As the old saying goes: some days you manage the bear and some days the bear manages you.
That's what ran through my head on the treadmill the other day when I ran a solid mile and a quarter at a 12 minute pace. Then I realized I had left my inhaler at home just as my chest began to tighten up a bit. I took it down to a walk and squeezed in another mile and a quarter before doing some circuit training on the weight machines in the woman's gym and then finished up with a yoga class.
Which was more than I thought I could do as I could barely walk Sunday - my butt was soooooooooo sore. Needless to say I didn't run either.
The past couple of days have been rough in that sort of "blah" way. You know, it's cold and gray and the last thing you want to do is go outside, let alone run. Add to it an endless slate of meetings, local politics and everything else - let's just say I chalked it up as needing a break for some reason.
I was planning on breaking out of the funk by going to yoga until the toilet seat fought back.
No, no... it's not what you're thinking. See, when you have 3 teen boys in the house, they tend to slam things. I think it's in part that they're unaware teens and in part that they don't know where their limbs end. The end result is I noticed the other day the toilet seat was cracked and picked up a new one. Unfortunately, the aches and stiffness from Friday's session took it's toll and I didn't get around to replacing the seat.
Then someone dropped it today and it cracked all the way through. No more putting it off. I took a screw driver and vice grips into the bathroom and set to work.

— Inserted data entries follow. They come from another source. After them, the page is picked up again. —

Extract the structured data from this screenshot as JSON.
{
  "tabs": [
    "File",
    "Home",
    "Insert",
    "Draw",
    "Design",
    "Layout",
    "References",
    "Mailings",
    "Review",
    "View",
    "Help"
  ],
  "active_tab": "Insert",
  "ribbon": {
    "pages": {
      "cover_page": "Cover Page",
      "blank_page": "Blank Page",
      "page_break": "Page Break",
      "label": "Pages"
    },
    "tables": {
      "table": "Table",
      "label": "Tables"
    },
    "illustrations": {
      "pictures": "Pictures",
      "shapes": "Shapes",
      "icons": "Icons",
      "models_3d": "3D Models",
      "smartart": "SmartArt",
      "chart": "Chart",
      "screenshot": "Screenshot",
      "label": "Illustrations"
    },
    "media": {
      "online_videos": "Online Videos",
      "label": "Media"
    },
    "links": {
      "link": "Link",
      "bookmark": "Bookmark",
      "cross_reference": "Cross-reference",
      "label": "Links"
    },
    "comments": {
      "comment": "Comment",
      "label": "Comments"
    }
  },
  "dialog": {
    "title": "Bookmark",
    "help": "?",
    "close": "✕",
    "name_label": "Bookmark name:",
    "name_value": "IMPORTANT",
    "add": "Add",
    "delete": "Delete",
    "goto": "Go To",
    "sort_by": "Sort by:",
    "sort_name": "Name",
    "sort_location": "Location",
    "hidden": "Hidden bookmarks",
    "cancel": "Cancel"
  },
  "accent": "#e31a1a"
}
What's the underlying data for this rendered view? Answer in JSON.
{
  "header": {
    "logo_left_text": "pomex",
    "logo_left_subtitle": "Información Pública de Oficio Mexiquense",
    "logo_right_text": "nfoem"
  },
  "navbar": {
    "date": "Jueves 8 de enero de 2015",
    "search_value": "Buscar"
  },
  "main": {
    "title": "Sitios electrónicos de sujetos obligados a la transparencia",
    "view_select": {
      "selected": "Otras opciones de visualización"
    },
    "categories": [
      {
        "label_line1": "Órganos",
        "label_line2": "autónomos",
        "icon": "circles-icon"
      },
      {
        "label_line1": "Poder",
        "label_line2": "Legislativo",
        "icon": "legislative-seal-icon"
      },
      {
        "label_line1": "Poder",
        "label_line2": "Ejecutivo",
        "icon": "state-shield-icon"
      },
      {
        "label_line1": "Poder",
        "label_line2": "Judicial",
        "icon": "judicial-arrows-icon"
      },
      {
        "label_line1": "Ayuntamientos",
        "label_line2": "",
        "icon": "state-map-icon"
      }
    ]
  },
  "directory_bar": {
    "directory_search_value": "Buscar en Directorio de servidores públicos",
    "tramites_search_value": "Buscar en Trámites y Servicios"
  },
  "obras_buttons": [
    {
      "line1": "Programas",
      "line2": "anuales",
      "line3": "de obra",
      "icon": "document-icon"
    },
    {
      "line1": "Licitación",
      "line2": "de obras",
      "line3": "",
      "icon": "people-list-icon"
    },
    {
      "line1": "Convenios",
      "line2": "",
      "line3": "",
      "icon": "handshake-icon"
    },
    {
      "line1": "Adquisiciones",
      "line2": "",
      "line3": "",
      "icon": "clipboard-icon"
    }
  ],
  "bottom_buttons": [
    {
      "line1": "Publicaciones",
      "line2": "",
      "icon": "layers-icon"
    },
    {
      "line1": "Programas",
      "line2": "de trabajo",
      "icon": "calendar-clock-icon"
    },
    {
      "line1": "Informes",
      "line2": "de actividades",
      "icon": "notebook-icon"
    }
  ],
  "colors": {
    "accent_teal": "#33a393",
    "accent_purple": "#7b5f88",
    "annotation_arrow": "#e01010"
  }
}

Unfortunately the screws on there had rusted (freakin' budget warehouse special!) and one screw head disintegrated and the other just was frozen to the point of being easily stripped the first time I applied any force. This meant calling in the MIT trained engineer (aka my DH, Mr. Bear). Immediately he evaluates the situation and brings in a couple of more screw drivers, pliers, WD 40, small file saw and a hammer.
("Hammer?!!" I'm thinking quickly calculating the cost of a new toilet for when he smashes the porcelain. Fortunately he didn't use it.)
All I needed was him to hold the screw in place so I could force the wingnut off. It was sort of like using an elephant gun where a BB gun would have sufficed, but the seat came off without damaging anything. I popped the new seat on and all is good again.
So I'll go out, do my midweek grocery shopping (the boys have polished off a pound of turkey breast, a pound of corned beef, a gallon of milk, 2 liters of soda water, pears, kiwi fruits, cookies and almost a full bunch of bannanas in less than 72 hours - teenagers) and feel a kinship across time to what my mother must have had to do back in the day with three teen boys in the house as well.
Fortunately none of my dump a half gallon of vanilla ice cream in a mixing bowl, break up a bag of oreos over it and then dump a bottle of chocolate syrup on top. But there are still days when I wonder if I should get a small freezer chest and start buying things like bagel bites and bagel dogs in bulk.
Tomorrow I will run - even if it's on a treadmill. I will also run Friday morning and feel back on track. That's good thing about these days when the bear manages me... it's a reminder that I can't always be the one in control.